Equal protein quantities were resolved on 4–12% Bis–Tris SurePAGE gels (GenScript #M00652) before electrophoretic transfer to nitrocellulose membranes. Post-transfer, membranes were blocked for 1 h at room temperature with 5% (w/v) BSA in TBST (0.1% Tween-20), then incubated overnight at 4 °C with primary antibodies diluted 1:1000: anti-α-Tubulin (Abcam ab6161), anti-β-Actin (FDbio FD0060), anti-phospho-CREB (Ser133) (CST 9198S), anti-CREB (CST 4820T), or anti-phospho-PKA substrate (CST 9624S). After three 15-min TBST washes, membranes were incubated for 1 h at room temperature with species-matched HRP-conjugated secondary antibodies diluted 1:10,000: goat anti-rat (Beyotime A0192), goat anti-rabbit (Beyotime A7016), or goat anti-mouse (Beyotime A0350). Finally, signals were developed using SuperSignal™ West Pico PLUS substrate (Thermo #34580), imaged on an Amersham Imager 680, and quantified with ImageJ software.

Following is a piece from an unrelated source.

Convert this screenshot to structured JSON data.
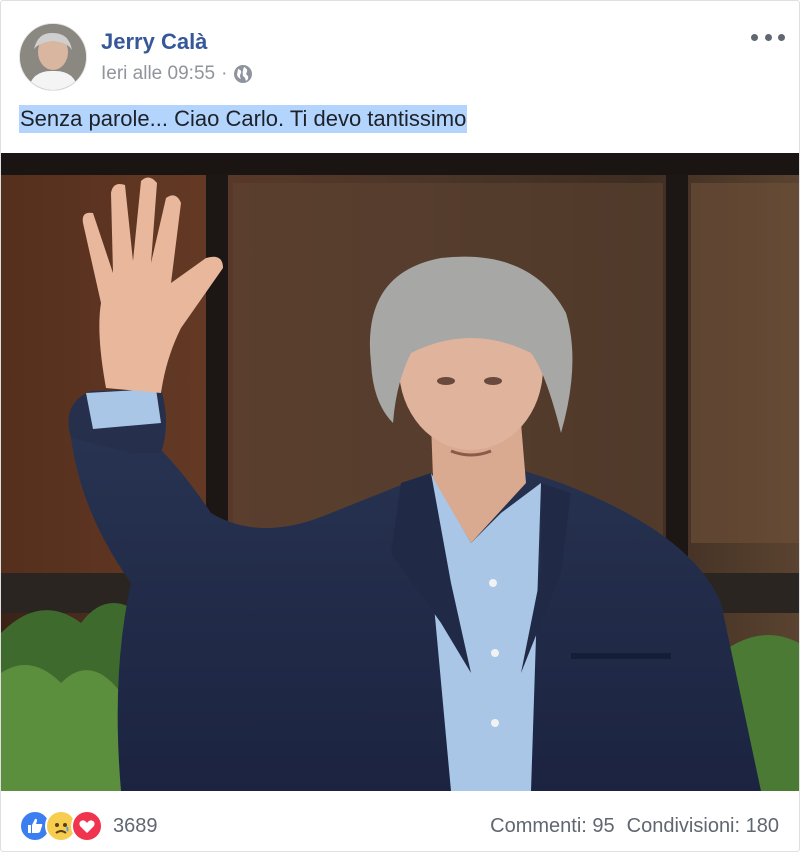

Statistics and reproducibility

GraphPad Prism 8.0 (GraphPad Software, Inc.) was used for statistical analyses in this study. Differences between the two groups were analyzed by an unpaired t-test. For differences among multiple groups, one-way analysis of variance (ANOVA) followed by Dunnett’s test was used. Differences between multiple groups with two variations were analyzed by two-way ANOVA followed by Sidak’s or Tukey’s multiple comparisons test. The error bars represent SEM. All the experimental results were obtained from at least three biologically replicate experiments. The sample size was provided in the figures. All schematics presented in the figures were generated using Adobe Illustrator.

Reporting summary

Further information on research design is available in the Nature Portfolio Reporting Summary linked to this article.